Although the exact cause is unknown, evidence indicates that mental health disorders result from a dynamic mix of biological, socioenvironmental, and psychological factors across the life span. 19 Low socioeconomic status, interpersonal problems, ongoing adverse life events, chaotic social relationships, and high-stress levels represent a constellation of risk factors that result in deleterious perinatal mental health. 20,21
Reducing SMM and MM and improving maternal health require innovative health care delivery mechanisms that address both the physical and mental health needs of postpartum women. 22,23 Collaborative care is a health systems approach that integrates behavioral health care into primary care. 24 Collaborative care improves both health and behavioral health outcomes, enhances access to care, is more convenient for patients, improves quality and coordination of care, and lowers health care costs. 25 –27 Although not well studied, collaborative care is a highly promising model to address the behavioral health needs of postpartum women. 28
Receiving regular health care during the fourth trimester (ie, the postpartum period) is essential for maintaining health and promptly identifying and addressing emerging or exacerbated medical and mental health concerns. 23 The fourth trimester is a critical period for women as they adapt to physical, psychological, and social changes. To reduce SMM and MM, the American College of Obstetricians and Gynecologists recommends postpartum care be offered as an ongoing process, rather than a single visit, and that all women have contact with their provider within the first 3 weeks after birth. 23
Timely care is particularly important for women with chronic medical and/or mental health conditions. However, many women do not receive postpartum care as recommended. 29 In fact, among some low-income populations, fewer than 60% of women receive a single postpartum visit. 30
Many postpartum women prioritize their infant's health care over their own. 31 More than 85% of infants receive the recommended well-child visits in the first 6 months, and these pediatric visits represent the most regular contact postpartum women have with the health care system. 32 The American Academy of Pediatrics periodicity schedule recommendations for preventive infant health care are 3–5 days post hospital discharge and 1, 2, 4, 6, 9, and 12 months of age. 33 The periodicity schedule coincides with postpartum care recommendations, which presents an ideal opportunity for integration of postpartum and infant care.

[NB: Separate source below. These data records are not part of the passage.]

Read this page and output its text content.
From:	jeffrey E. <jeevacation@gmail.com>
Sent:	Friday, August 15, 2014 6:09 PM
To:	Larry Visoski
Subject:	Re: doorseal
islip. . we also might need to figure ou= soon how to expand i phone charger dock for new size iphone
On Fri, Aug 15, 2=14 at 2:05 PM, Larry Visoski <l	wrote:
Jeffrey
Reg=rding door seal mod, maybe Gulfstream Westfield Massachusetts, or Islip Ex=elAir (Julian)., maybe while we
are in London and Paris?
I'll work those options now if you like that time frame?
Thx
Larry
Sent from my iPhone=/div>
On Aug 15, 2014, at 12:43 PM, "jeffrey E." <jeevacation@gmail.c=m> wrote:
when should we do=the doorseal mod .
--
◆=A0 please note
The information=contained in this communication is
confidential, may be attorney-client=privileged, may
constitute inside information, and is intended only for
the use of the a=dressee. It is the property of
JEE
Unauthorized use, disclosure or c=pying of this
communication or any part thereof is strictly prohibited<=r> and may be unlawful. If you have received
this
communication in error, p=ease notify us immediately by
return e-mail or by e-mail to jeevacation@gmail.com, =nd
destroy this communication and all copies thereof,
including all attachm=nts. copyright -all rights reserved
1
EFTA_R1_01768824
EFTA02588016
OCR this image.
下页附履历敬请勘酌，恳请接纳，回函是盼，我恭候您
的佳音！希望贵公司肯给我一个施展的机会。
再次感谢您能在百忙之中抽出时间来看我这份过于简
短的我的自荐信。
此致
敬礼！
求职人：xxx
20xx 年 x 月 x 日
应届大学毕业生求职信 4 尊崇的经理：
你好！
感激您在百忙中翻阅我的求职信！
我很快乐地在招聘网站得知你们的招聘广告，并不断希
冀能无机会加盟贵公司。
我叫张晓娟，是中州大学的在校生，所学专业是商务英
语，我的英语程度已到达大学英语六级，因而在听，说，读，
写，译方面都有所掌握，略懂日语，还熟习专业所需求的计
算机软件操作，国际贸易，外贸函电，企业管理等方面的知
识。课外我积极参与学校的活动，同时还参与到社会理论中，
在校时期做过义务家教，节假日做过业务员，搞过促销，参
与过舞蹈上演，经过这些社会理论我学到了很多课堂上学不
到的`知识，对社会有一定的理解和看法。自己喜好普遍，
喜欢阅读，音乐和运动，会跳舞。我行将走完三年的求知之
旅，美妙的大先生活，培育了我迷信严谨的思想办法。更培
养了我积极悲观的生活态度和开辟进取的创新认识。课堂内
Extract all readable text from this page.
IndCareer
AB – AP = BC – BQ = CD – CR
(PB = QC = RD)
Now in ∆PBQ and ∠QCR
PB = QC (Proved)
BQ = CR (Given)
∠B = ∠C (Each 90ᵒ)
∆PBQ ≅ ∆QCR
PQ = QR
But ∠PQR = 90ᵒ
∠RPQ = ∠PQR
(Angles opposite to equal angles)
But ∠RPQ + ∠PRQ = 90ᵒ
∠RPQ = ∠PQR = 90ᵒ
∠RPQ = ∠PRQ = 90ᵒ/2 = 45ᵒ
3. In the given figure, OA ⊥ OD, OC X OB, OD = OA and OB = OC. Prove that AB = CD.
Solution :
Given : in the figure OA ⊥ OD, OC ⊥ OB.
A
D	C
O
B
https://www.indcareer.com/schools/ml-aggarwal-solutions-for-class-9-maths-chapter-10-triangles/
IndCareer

Despite the growing evidence about feasibility and maternal acceptability of linking postpartum and pediatric care, this practice has not been widely implemented and few studies have explored a 2-generation approach to increase postpartum care utilization and improve maternal health. 34,35 The goal of this article is to describe an approach to building an innovative postpartum model of care called the Two-Generation Clinic (Two-Gen) in which postpartum mothers and their children simultaneously receive comprehensive collaborative care.
Methods
Clinic aim and setting
Two-Gen was designed to address unmet health and behavioral health needs among postpartum mothers, especially those at risk for adverse outcomes during the postpartum period. The aim of Two-Gen is to deliver integrated, comprehensive postpartum care to mothers and their children. The clinics are located within a combined Internal Medicine and Pediatrics Clinic Settings University of Illinois Hospital and Health Sciences System (UI Health) in Chicago, Illinois. The Primary Service Area comprises 53 of the 77 community areas in the city of Chicago and covers approximately 2 million individuals, including some of the poorest, lowest-resourced communities with high rates of racial residential segregation and violent crime. 36
Two-Gen has locations on the West Side (opened 2020) and South Side (opened 2021) of Chicago where Black women bear a disproportionate burden of death and disease, and experience alarmingly high levels of SMM and MM. 4,36 Two-Gen was designed to systemically address inequities by offering a model of population health that provides comprehensive screening and services to address the health, behavioral health, and social service needs of postpartum mothers and children.
Clinic patients
The model of care was designed to provide care to a woman and child as a dyad. However, to fully meet the needs and preferences of each family, the clinic is available to postpartum mothers, newborns, other children, and fathers. Families can join at any time, and the clinic does not restrict the number of days or months postpartum or age of the child. In addition, families can continue to receive care indefinitely. Potential patients are identified by medical center clinicians or staff and a referral is sent through the electronic health record. Two-Gen also has a website description of care and patients may call to directly schedule an appointment.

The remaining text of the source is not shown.